The WCJ relied on the double hearsay of what applicant allegedly told his secretary because the site of the accident was closer to his home than the place where the papers were to be filed which would have been on his way to work the next day. Thus, the totality of the circumstances made the hearsay testimony more reliable than the applicant’s admittedly impaired memory. The Court commented in a footnote, “The hearsay appears to have been of the type upon which reasonable persons might rely and it was therefore properly admitted and could properly be used to support the findings.”
In another unpublished appellate decision in Laidlaw v. WCAB (1986) 51 Cal. Comp.
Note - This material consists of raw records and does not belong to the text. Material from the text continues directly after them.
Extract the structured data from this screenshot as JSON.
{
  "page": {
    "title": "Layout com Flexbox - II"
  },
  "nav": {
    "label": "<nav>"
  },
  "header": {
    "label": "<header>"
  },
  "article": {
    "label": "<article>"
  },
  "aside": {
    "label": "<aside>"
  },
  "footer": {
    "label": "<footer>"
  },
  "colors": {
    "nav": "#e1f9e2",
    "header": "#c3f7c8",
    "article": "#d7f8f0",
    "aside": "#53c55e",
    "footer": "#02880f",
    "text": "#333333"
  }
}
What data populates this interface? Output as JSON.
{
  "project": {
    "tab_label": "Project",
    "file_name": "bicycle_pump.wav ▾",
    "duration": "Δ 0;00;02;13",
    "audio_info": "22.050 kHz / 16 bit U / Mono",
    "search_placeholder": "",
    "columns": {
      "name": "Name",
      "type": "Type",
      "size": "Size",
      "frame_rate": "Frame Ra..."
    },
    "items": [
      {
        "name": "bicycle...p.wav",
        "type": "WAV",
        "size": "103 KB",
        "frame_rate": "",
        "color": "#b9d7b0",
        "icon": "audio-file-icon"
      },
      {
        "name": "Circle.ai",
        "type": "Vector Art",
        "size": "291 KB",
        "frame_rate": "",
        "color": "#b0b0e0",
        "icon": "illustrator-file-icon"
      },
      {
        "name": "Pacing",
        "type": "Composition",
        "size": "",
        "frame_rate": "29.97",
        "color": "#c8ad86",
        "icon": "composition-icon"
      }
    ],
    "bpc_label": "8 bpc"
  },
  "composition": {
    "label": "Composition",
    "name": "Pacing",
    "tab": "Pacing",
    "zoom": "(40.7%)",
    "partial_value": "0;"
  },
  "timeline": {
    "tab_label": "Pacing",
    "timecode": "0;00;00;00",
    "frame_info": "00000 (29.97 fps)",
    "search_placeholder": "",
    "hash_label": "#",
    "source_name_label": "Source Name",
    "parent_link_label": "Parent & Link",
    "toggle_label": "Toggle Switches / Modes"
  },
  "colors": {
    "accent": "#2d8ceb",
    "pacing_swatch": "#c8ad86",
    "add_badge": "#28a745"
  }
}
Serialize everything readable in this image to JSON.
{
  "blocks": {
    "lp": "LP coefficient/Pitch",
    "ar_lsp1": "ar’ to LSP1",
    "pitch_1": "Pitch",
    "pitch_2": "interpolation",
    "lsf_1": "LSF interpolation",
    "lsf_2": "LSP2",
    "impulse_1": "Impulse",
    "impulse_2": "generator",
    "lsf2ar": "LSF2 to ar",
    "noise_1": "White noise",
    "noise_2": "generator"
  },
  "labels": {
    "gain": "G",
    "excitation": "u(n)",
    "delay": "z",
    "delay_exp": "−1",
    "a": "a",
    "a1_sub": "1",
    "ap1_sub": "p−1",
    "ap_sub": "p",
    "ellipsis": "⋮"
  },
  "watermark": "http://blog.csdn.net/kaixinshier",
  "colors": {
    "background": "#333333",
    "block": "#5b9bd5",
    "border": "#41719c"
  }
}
Cases 397 (court of appeal opinion not published in official reports), the WCAB found against a lien claimant, Kaiser Permanente, in connection with employment and injury disputes because it believed that the applicant’s hearsay testimony, contained in the Kaiser records, that he was injured while working for the defendant employer, was insufficient to carry his burden of proof. Reversing, the Court of Appeal explained why it found the hearsay to be reliable in an extensive discussion of the subject. It also found that while the statement was double hearsay, each component of the hearsay fell into exceptions to the hearsay rule. The Court annulled the WCAB’s decision and remanded for further proceedings consistent with its opinion.
In a more recent panel decision in Redwine v. County of Merced, 2012 Cal. Wrk. Comp. P.D. LEXIS 311 (Appeals Board panel decision), the applicant filed a Labor Code §132a claim for unlawful discrimination. She testified that her supervisor made disparaging comments about her to the staff. No other witness confirmed this testimony and the supervisor denied it. In the Report and Recommendation on Reconsideration which was adopted by the WCAB panel, the WCJ stated: “Applicant's claim must fail for the mere fact that Applicant cannot establish, on a factual basis, that the statements were actually made.” Presumably, if the disparaging statements had been made to “the staff,” as claimed by the applicant, she should have been able to find at least one other witness to back up her story. Thus, her hearsay testimony was unreliable.
It seems clear from a reading of the case law that hearsay in workers’ compensation cases is not an indication that the WCAB blindly accepts double and triple hearsay without corroboration or reason to believe the evidence is accurate. Rather, the case law confirms that much of the proffered hearsay would be admissible under one of the statutory exceptions to the hearsay rule and in the other cases, the circumstances are such that the hearsay is reliable.
Additionally, if hearsay testimony could easily be corroborated by direct testimony and documents that shouldn’t be difficult for the party to obtain, the WCAB and the Courts are likely to view the hearsay evidence with suspicion.
PRACTICE TIP: Although hearsay evidence is not inadmissible, there are circumstances where it should not and cannot be relied upon, especially in the case of double and triple hearsay. Therefore, it may be good practice to object to unreliable hearsay testimony and documents at trial merely to point out to the WCJ that they do not constitute substantial evidence to prove any disputed fact.